Ekonomi politikası alanına baktığımızda, net bir eğilimi tespit etmek zor. Ancak müdahaleci ve kalkınmacı eğilimlerin bulunduğu, seçici bir korumacılık ile ulusal şampiyonların desteklenmesi gibi politikaların takip edildiği söylenebilir. Dikkatli okuyucu, bu melez yaklaşımları daha önce ‘utangaç kalkınmacı’ olarak adlandırdığımı hatırlayacaktır.

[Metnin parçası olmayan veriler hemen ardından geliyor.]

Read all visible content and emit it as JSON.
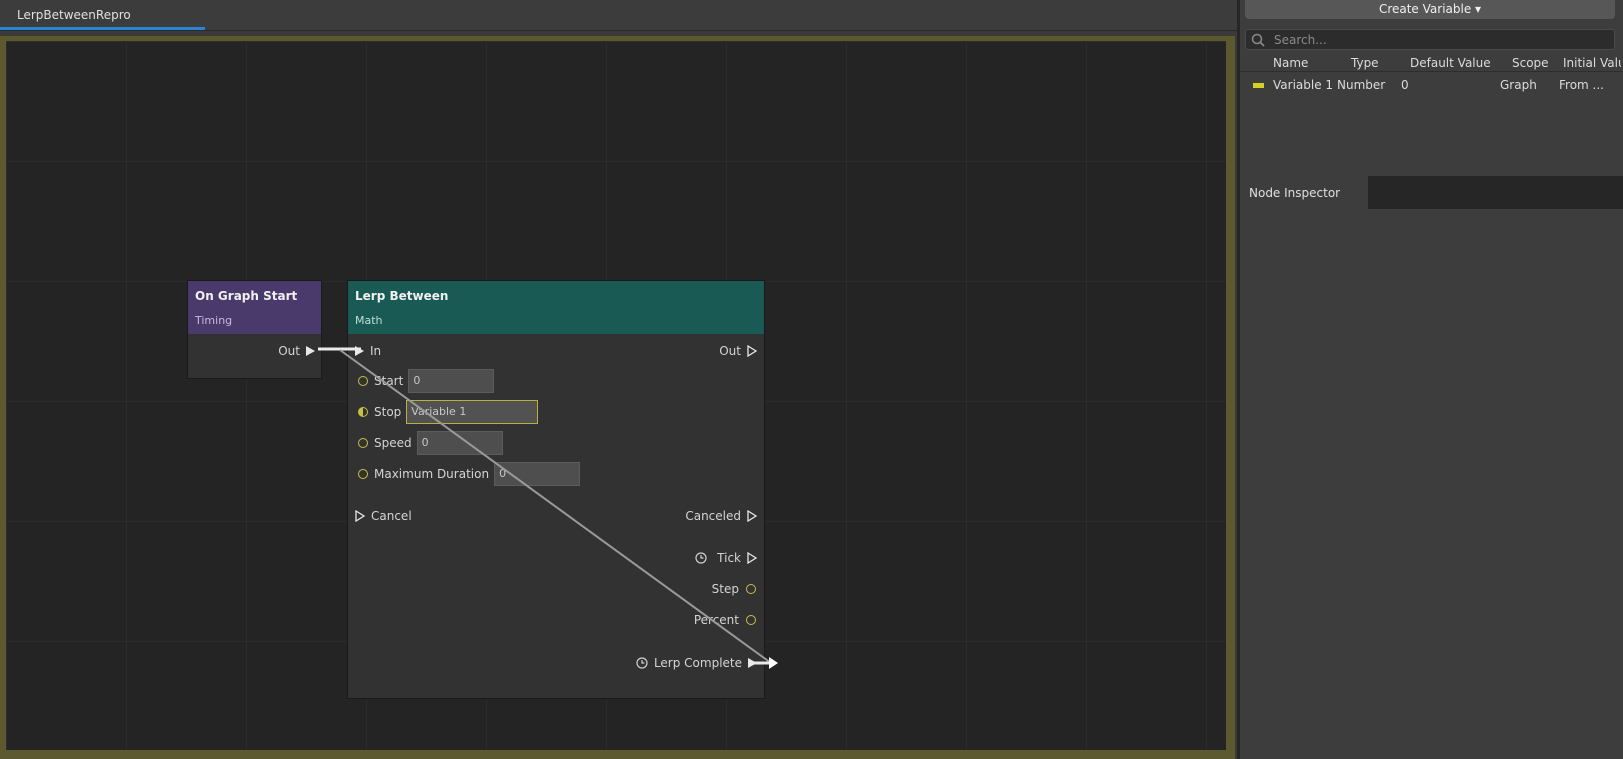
{
  "tab": {
    "title": "LerpBetweenRepro"
  },
  "nodes": {
    "start": {
      "title": "On Graph Start",
      "subtitle": "Timing",
      "out_label": "Out"
    },
    "lerp": {
      "title": "Lerp Between",
      "subtitle": "Math",
      "in_label": "In",
      "out_label": "Out",
      "start_label": "Start",
      "start_value": "0",
      "stop_label": "Stop",
      "stop_value": "Variable 1",
      "speed_label": "Speed",
      "speed_value": "0",
      "maxdur_label": "Maximum Duration",
      "maxdur_value": "0",
      "cancel_label": "Cancel",
      "canceled_label": "Canceled",
      "tick_label": "Tick",
      "step_label": "Step",
      "percent_label": "Percent",
      "complete_label": "Lerp Complete"
    }
  },
  "variables": {
    "create_label": "Create Variable ▾",
    "search_placeholder": "Search...",
    "columns": {
      "name": "Name",
      "type": "Type",
      "default": "Default Value",
      "scope": "Scope",
      "initial": "Initial Value"
    },
    "rows": [
      {
        "name": "Variable 1",
        "type": "Number",
        "default": "0",
        "scope": "Graph",
        "initial": "From ..."
      }
    ]
  },
  "inspector": {
    "tab_label": "Node Inspector"
  },
  "colors": {
    "accent": "#2a84d6",
    "start_header": "#4a3a6c",
    "lerp_header": "#1a5a54",
    "number_var": "#d6cf28"
  }
}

Üçüncü boyut olan sosyal politikaya baktığımızda, muhafazakar yeni milliyetçiler, muhafazakar refah devleti geleneğine yaslanarak aileyi temel alır ve toplumsal cinsiyet rollerini korumayı amaçlar, erkekler evin geçimini sağlamalı ve kadınlar öncelikle ev işlerine bakmalıdır. Bu tip bir sosyal politika, etnik azınlıklara, göçmenlere ve LGBT gruplara karşı açık veya üstü kapalı ayrımcılık barındırır.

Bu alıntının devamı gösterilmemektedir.